Geluk wordt vaak overschat. De zoektocht ernaar is veelal moordend. Wil – die eigenlijk Irene heet – stelt Jan voor om een contract te maken. Een convenant om elkaar geen last, geen ellende te bezorgen. Een nieuwe invulling van het begrip ‘samenlevingscontract’. Ergens is dat Jan ook wel goed. Het lucht hen beiden op, maar het bezwaart hen toch ook. Wil probeert wel degelijk Jan te vangen in haar net, maar raakt ze er zelf eigenlijk niet in verstrikt? Jan waarschuwt haar dat het de vrouwen van buiten altijd slecht is vergaan in zijn familiegeschiedenis.
Allemachtig, wat schuren deze mensen (mooi) langs elkaar heen. Prachtige scènes, als Wil bijvoorbeeld zonder medeweten van Jan met een kruiwagen de diepvriesmaaltijden in de zee dondert. Op een bepaalde manier gaat ze daarbij steeds meer op zijn moeder lijken. Bekentenissen, toenaderingen, worden, al dan niet onbedoeld, meteen met wedervragen, met plotselinge wisselingen van onderwerp teniet gedaan. Maar toch blijven de twee bij elkaar, ergens is hun samenlevingsvorm toch geslaagd.
Zo vanaf pagina 172 zijn mooie eindzinnen te vinden. Wanneer ze voor de regen schuilen in een babyzaak bijvoorbeeld en Wil heel professioneel kleertjes en knuffels uitzoekt. ‘Wat kan jij goed liegen,’ zegt hij. ‘Je moest eens weten,’ zegt Wil en dan hebben ze opeens zoveel lol samen als ze nog nooit hebben gehad. Deen zorgt nog voor een gloedvol slot, niet verrassend maar wel uiterst hoopvol.

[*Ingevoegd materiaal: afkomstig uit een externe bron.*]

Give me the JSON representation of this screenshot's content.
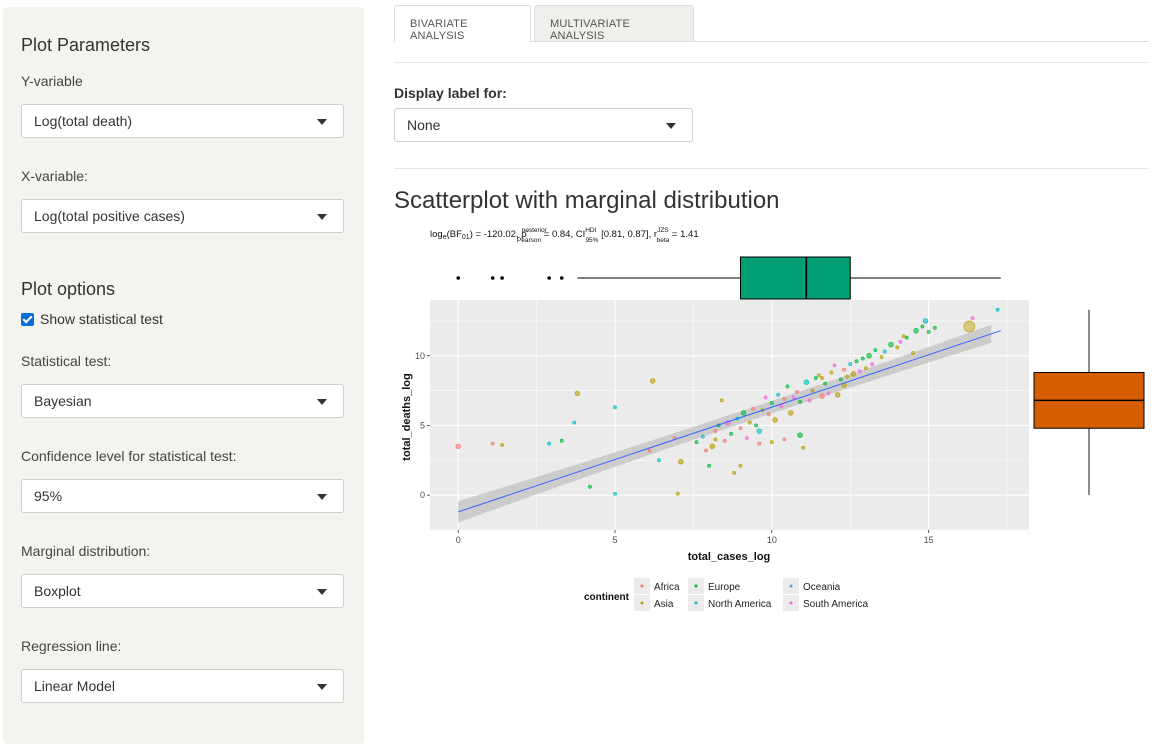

Deen is een meester in het laten zien van gemengde gevoelens zonder ook maar eenmaal over de schreef te gaan wat sentimentaliteit betreft. Hij is heel precies in zijn taal en in zijn beelden, is een meester van de verstilling. Dit alles zonder dat je het idee hebt dat er veel gesnoeid is. De tekst voelt nergens beknot aan, maar juist bijzonder natuurlijk. Een waarachtig verhaal, een rurale roman, zonder de typische diskwalificerende eigenschappen van de streekroman. Een boek waar geen negatieve kanttekeningen bij te maken zijn, dat herlezing keer op keer waard is, waarvan je langzaam kunt genieten. Onder de mensen moet beslist, nu ja, onder de mensen komen.
Guus Bauer
Mathijs Deen – Onder de mensen. Thomas Rap, Amsterdam. 208 blz. € 19,99.
Guus! dank je voor de tip van vorige week: je had helemaal gelijk: indrukwekkend verhaal, beeldend en boeiend geschreven (en ik herkende Bakker natuurlijk ook)
zocht een recensie op en ja hoor: Guus natuurlijk!